On the left, in shadow, a narrow beach seemed to lie between the water and the cliff foot; towards it I fought. At the very first stroke I fouled a raft; the occupant thereof came tumbling aboard and nearly swamped me. But now it was a fight for life, so him I seized without ceremony by clammy neck and leg and threw back into the water.
Then another playful Martian butted the behind part of my canoe and set it spinning, so that all the stars seemed to be dancing giddily in the sky. With a yell I shoved him off, but only to find his comrades were closing round me in a solid ring as we sucked down to the abyss at ever-increasing speed.
Then I fought like a fury, hacking, pushing, and paddling shorewards, crying out in my excitement, and spinning and bumping and twisting ever downwards.
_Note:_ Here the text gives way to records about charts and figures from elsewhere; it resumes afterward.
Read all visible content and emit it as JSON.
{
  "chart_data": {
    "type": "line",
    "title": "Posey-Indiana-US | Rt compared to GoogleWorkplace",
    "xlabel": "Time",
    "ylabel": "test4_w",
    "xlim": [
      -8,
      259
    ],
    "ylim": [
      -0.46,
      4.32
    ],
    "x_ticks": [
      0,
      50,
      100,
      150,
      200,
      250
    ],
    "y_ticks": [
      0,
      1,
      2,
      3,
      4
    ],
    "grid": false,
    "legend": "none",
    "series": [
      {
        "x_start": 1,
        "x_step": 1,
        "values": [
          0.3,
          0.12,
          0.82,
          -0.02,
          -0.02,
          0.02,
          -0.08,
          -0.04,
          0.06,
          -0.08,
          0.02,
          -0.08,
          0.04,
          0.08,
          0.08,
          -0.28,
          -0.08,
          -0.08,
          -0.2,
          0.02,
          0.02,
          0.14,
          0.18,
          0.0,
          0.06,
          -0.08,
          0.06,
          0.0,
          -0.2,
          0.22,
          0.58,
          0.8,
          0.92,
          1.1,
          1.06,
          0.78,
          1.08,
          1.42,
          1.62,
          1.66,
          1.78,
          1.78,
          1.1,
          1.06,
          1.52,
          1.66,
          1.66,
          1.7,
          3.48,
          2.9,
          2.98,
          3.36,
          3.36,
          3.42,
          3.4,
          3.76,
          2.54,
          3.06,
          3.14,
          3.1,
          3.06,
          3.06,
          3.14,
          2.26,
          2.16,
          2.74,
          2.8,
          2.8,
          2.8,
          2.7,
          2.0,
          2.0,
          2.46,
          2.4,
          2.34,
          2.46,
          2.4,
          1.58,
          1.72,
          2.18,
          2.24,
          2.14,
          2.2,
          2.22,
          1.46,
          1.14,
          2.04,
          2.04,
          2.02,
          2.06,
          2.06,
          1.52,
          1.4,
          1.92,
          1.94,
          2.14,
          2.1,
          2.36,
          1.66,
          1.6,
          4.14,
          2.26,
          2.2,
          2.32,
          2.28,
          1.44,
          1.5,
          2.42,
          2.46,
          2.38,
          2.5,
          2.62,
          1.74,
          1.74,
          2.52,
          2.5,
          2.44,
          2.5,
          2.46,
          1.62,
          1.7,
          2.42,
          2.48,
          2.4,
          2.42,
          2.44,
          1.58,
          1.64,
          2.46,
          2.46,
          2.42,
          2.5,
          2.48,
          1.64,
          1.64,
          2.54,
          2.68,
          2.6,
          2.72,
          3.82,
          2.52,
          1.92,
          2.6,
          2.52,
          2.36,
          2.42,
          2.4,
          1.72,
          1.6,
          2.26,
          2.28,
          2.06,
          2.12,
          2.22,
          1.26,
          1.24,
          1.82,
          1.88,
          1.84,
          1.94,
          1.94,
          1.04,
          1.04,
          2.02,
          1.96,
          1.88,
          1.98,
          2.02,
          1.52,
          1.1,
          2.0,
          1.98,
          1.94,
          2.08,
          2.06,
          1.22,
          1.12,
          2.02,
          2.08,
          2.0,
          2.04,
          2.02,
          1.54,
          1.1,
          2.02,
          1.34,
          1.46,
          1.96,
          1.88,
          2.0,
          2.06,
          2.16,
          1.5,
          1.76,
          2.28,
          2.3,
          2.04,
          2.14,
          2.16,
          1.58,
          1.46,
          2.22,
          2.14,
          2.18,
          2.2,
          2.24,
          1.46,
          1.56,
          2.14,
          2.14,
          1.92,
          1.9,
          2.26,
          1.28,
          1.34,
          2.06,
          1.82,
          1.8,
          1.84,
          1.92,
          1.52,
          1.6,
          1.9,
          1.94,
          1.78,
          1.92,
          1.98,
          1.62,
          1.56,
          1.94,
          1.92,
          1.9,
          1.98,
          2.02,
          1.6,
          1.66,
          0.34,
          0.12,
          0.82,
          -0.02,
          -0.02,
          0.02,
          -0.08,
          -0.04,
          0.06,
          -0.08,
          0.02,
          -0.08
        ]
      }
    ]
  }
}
For every foot I gained they pushed me on a yard, as though determined their fate should be mine also.
They crowded round me in a compact circle, their poor flower-girt heads nodding as the swift current curtsied their crafts. They hemmed me in with desperate persistency as we spun through the ghostly starlight in a swirling mass down to destruction! And in a minute we were so close to the edge of the fall I could see the water break into ridges as it felt the solid bottom give way under it. We were so close that already the foremost rafts, ten yards ahead, were tipping and their occupants one by one waving their arms about and tumbling from their funeral chairs as they shot into the spray veil and went out of sight under a faint rainbow that was arched over there, the symbol of peace and the only lovely thing in that gruesome region. Another minute and I must have gone with them. It was too late to think of getting out of the tangle then; the water behind was heavy with trailing silks and flowers. We were jammed together almost like one huge float and in that latter fact lay my one chance.
On the left was a low ledge of rocks leading back to the narrow beach already mentioned, and the ledge came out to within a few feet of where the outmost boat on that side would pass it. It was the only chance and a poor one, but already the first rank of my fleet was trembling on the brink, and without stopping to weigh matters I bounded off my own canoe on to the raft alongside, which rocked with my weight like a tea-tray. From that I leapt, with such hearty good-will as I had never had before, on to a second and third. I jumped from the footstool of one Martian to the knee of another, steadying myself by a free use of their nodding heads as I passed. And every time I jumped a ship collapsed behind me. As I staggered with my spring into the last and outermost boat the ledge was still six feet away, half hidden in a smother of foam, and the rim of the great fall just under it. Then I drew all my sailor agility together and just as the little vessel was going bow up over the edge I leapt from her--came down blinded with spray on the ledge, rolled over and over, clutched frantically at the frozen soil, and was safe for the moment, but only a few inches from the vortex below!